We’ve come to associate Italian-American restaurants with a certain aesthetic: The walls are crowded with gold-framed photos of stern-looking gangsters; the tables are stuffed together, overflowing with platters of red sauce and butter and cream; and men are hunched in secluded booths drinking big bottles of wine and whispering about refusing offers and taking cannolis.
That’s mostly how they look in the movies at least, and when you walk into a restaurant like that today, it can trick you into feeling like you’ve stepped into a place of authenticity. Really, it’s an Epcot recreation of an Italian-American restaurant, where big spenders are taken care of and women often feel more comfortable rolling fettuccine dough in the kitchen than ordering veal chops to the table.
Orfano, the newest concept from Boston celebrity restauranteur Tiffani Faison and partner Kelly Walsh, aims to flip that stereotype. Here, strong women rule the kitchen and the dining room. (Men are also welcome.) This is a boy’s club for the girls, where the concept of who belongs in what dining room, who owns what restaurant, is completely reversed.
“[We are looking at it] through a different lens,” Chef Faison said. “My wife and I talk a lot about the experiences we have had in some of the finer dining rooms or steakhouses. There’s often an assumption that we’re not going to buy the big bottle of wine or we’re not going to eat the big steak or we’re not going to be the big spenders. And so there have been times that we’ve been marginalized or invisible in those rooms. That’s not the case here.”

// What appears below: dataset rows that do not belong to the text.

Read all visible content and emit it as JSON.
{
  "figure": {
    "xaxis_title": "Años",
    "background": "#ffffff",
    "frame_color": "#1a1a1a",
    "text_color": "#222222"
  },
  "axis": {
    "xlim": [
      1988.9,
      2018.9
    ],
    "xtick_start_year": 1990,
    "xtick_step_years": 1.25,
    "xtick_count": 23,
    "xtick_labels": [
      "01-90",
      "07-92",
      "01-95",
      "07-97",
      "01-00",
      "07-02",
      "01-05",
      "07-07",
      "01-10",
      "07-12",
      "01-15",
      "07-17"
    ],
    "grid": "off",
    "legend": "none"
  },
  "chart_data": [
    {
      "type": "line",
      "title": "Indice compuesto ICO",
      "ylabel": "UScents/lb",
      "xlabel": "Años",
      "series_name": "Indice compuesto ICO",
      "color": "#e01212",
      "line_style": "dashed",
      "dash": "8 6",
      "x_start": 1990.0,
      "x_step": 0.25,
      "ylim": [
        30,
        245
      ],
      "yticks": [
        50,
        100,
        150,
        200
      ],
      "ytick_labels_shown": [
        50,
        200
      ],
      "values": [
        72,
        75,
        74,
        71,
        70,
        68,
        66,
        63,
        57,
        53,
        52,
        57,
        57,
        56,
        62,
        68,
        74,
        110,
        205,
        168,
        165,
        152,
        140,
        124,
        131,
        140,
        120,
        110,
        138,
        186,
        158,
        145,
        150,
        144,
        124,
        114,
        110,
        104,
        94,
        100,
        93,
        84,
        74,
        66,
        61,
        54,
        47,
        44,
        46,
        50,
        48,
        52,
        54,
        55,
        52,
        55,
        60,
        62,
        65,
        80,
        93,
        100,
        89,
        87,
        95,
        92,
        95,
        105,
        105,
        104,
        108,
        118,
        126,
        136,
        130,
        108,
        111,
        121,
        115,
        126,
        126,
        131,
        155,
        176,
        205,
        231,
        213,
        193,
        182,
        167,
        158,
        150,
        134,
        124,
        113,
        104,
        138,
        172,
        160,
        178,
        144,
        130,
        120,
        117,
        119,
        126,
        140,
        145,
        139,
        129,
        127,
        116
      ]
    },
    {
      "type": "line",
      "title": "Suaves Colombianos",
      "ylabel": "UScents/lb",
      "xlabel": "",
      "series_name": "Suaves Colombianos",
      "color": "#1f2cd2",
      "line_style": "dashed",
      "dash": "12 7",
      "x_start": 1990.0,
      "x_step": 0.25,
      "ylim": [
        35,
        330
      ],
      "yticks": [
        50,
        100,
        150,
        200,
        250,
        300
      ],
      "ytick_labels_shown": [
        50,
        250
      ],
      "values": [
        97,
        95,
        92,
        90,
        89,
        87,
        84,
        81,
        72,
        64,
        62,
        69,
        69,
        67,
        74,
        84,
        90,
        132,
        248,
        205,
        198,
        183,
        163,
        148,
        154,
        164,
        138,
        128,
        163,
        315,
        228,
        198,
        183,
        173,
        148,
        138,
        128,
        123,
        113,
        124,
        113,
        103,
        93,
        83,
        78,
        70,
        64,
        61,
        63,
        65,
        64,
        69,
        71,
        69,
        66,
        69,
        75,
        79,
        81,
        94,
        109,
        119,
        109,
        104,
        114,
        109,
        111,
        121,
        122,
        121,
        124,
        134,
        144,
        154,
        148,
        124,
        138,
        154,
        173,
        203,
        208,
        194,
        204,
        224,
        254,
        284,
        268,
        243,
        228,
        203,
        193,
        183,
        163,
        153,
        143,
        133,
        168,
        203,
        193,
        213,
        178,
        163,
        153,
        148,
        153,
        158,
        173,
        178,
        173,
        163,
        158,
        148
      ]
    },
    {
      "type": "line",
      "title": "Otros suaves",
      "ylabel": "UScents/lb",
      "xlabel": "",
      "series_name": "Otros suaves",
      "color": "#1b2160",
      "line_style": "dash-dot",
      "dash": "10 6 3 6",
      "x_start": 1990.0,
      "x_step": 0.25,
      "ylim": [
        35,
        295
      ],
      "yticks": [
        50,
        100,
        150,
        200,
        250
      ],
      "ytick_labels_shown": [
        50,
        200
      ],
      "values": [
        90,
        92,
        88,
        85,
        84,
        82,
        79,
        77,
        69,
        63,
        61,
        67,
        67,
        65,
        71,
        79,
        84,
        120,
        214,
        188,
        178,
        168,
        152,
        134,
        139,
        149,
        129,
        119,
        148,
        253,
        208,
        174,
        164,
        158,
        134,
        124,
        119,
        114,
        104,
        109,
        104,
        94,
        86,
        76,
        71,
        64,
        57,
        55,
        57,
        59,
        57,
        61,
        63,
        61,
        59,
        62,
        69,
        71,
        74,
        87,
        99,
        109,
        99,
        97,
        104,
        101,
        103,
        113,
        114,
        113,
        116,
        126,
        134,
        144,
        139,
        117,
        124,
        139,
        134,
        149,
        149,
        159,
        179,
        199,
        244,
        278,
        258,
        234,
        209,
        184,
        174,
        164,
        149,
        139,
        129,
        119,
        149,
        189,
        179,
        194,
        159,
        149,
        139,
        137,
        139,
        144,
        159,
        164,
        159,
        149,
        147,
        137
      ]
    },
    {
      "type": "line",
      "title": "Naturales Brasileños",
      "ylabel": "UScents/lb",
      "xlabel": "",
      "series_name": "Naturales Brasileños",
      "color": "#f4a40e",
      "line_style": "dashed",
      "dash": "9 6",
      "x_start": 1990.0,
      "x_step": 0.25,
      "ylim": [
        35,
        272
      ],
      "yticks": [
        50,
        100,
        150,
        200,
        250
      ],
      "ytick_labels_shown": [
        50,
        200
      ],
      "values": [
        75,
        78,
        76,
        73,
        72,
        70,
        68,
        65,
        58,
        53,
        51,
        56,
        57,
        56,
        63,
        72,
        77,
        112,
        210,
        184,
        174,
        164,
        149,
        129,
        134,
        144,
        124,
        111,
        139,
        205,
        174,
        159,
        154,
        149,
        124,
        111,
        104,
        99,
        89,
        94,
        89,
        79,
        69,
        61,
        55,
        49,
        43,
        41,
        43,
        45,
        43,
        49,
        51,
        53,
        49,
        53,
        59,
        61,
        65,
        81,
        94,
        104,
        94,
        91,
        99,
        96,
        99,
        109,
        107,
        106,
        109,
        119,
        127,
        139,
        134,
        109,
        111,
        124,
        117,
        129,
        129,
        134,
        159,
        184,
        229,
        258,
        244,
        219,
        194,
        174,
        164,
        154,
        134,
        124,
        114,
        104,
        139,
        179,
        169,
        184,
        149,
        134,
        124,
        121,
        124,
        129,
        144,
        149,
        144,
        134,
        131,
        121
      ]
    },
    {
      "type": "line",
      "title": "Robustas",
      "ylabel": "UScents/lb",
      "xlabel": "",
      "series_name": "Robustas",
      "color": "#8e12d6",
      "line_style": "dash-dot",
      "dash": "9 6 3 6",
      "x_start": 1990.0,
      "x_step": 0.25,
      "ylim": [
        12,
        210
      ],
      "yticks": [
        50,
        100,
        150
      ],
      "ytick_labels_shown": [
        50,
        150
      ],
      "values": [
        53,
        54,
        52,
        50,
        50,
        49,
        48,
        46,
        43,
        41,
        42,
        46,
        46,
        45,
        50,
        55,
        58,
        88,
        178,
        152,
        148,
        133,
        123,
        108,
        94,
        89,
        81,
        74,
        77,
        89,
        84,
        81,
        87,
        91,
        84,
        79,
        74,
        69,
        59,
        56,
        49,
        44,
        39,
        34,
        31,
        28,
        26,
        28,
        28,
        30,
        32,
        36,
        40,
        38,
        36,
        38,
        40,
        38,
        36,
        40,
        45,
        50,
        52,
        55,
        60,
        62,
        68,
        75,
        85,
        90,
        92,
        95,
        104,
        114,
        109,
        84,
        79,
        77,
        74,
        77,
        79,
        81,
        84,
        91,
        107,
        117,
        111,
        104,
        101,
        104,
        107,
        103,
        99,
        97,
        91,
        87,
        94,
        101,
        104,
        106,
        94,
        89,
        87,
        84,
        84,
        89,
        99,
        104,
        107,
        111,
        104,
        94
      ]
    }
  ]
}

Orfano, a 96-seat stunner in the Fenway neighborhood, literally feels soft and whimsical. Booths are covered in purple velvet, linens are on display and oversized prints of beautiful women—including Faison’s and her staff’s ancestors, Anna Pellegrino, the matriarch of Rao’s, and Lady Gaga eating spaghetti—hang on the walls. Windows stretch to the roof, bathing the tables in natural light, a collage of Sophia Loren is tucked away on the ceiling and a martini cart rambles around the dining room, offering “a stirring, tableside performance.”
The restaurant opened last week near Faison’s three other hot spots: Sweet Cheeks Q (barbecue), Tiger Mama (Southeastern Asian) and Fool’s Errand (cocktails and finger foods). While Boston has plenty of Italian restaurants, Faison felt she could bring a new point of view to the cuisine, making it fun and approachable, while still preserving a nostalgic sense of place and time.
“If you want to come in and have a very adult meal, you can do that as opposed to my other three restaurants, which are various forms of rock concerts,” she said. “You know, they’re loud and there’s shared plates and everything is spicy and punchy. I had to really think about the food in a way that still felt playful and like me, the more adult version of me. I’m getting older. I want to sit down and eat my food and maybe spend like two hours doing it.”
The Orfano menu has clear delineations and multiple courses: la tavolo, antipasti, insalata, pasta, maccelleria, segundi, contorni. The classics are there, but not really.
“Everyone has an idea of what lasagna is. Everyone has an idea of what a vodka sauce is. And so how do we talk about those things? We really try to understand what those expectations are, pull it apart and put it back together in a thoughtful, lovely way,” she said.
Garlic bread is fired to order and comes out in a paper bag with a silky Parmesan mousse. The Caesar salad includes Chrysanthemums and sliced avocado. Salt-and-pepper calamari comes with a dim sum dipping sauce. The Cacio e Pepe is made with tortelloni stuffed with Taleggio and salsa verde.
“We tried to make sure it isn’t like ‘look at me’ food. It’s not boastful. It’s thoughtful. It is inherently feminine in its presentation and also form,” she said. “It feels so different and special in here. We keep looking at each other like, is this really happening? This is the 17th opening in my career. But this just has this feeling that I’ve never felt before.”